Pair Corralation between Amundi ETF and Amundi ETF
Assuming the 90 days trading horizon Amundi ETF Leveraged is expected to generate 2.05 times more return on investment than Amundi ETF. However, Amundi ETF is 2.05 times more volatile than Amundi ETF PEA. It trades about 0.36 of its potential returns per unit of risk. Amundi ETF PEA is currently generating about 0.34 per unit of risk. If you would invest 2,149 in Amundi ETF Leveraged on September 1, 2024 and sell it today you would earn a total of 389.00 from holding Amundi ETF Leveraged or generate 18.1% return on investment over 90 days.
Time Period | 3 Months [change] |
Direction | Moves Together |
Strength | Very Strong |
Accuracy | 100.0% |
Values | Daily Returns |
Amundi ETF Leveraged vs. Amundi ETF PEA
Performance |
Timeline |
Amundi ETF Leveraged |
Amundi ETF PEA |
Amundi ETF and Amundi ETF Volatility Contrast
Predicted Return Density |
Returns |
Pair Trading with Amundi ETF and Amundi ETF
The main advantage of trading using opposite Amundi ETF and Amundi ETF positions is that it hedges away some unsystematic risk.
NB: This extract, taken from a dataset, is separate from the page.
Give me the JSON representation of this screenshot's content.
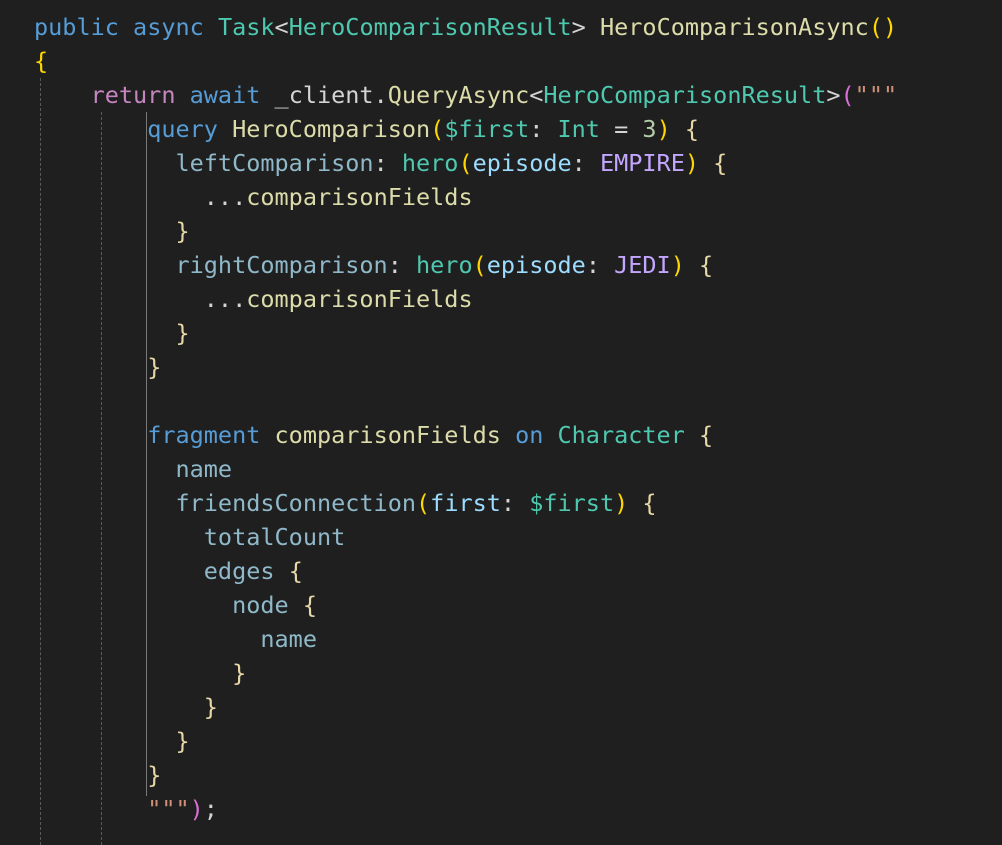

Because of two separate transactions, even if Amundi ETF position performs unexpectedly, Amundi ETF can make up some of the losses. Pair trading also minimizes risk from directional movements in the market. For example, if an entire industry or sector drops because of unexpected headlines, the short position in Amundi ETF will offset losses from the drop in Amundi ETF's long position.Amundi ETF vs. Multi Units France | Amundi ETF vs. Lyxor MSCI China | Amundi ETF vs. Lyxor Commodities RefinitivCoreCommodity | Amundi ETF vs. Manitou BF SA |
Amundi ETF vs. Multi Units France | Amundi ETF vs. Lyxor MSCI China | Amundi ETF vs. Lyxor Commodities RefinitivCoreCommodity | Amundi ETF vs. Manitou BF SA |
Check out your portfolio center.Note that this page's information should be used as a complementary analysis to find the right mix of equity instruments to add to your existing portfolios or create a brand new portfolio. You can also try the Headlines Timeline module to stay connected to all market stories and filter out noise. Drill down to analyze hype elasticity.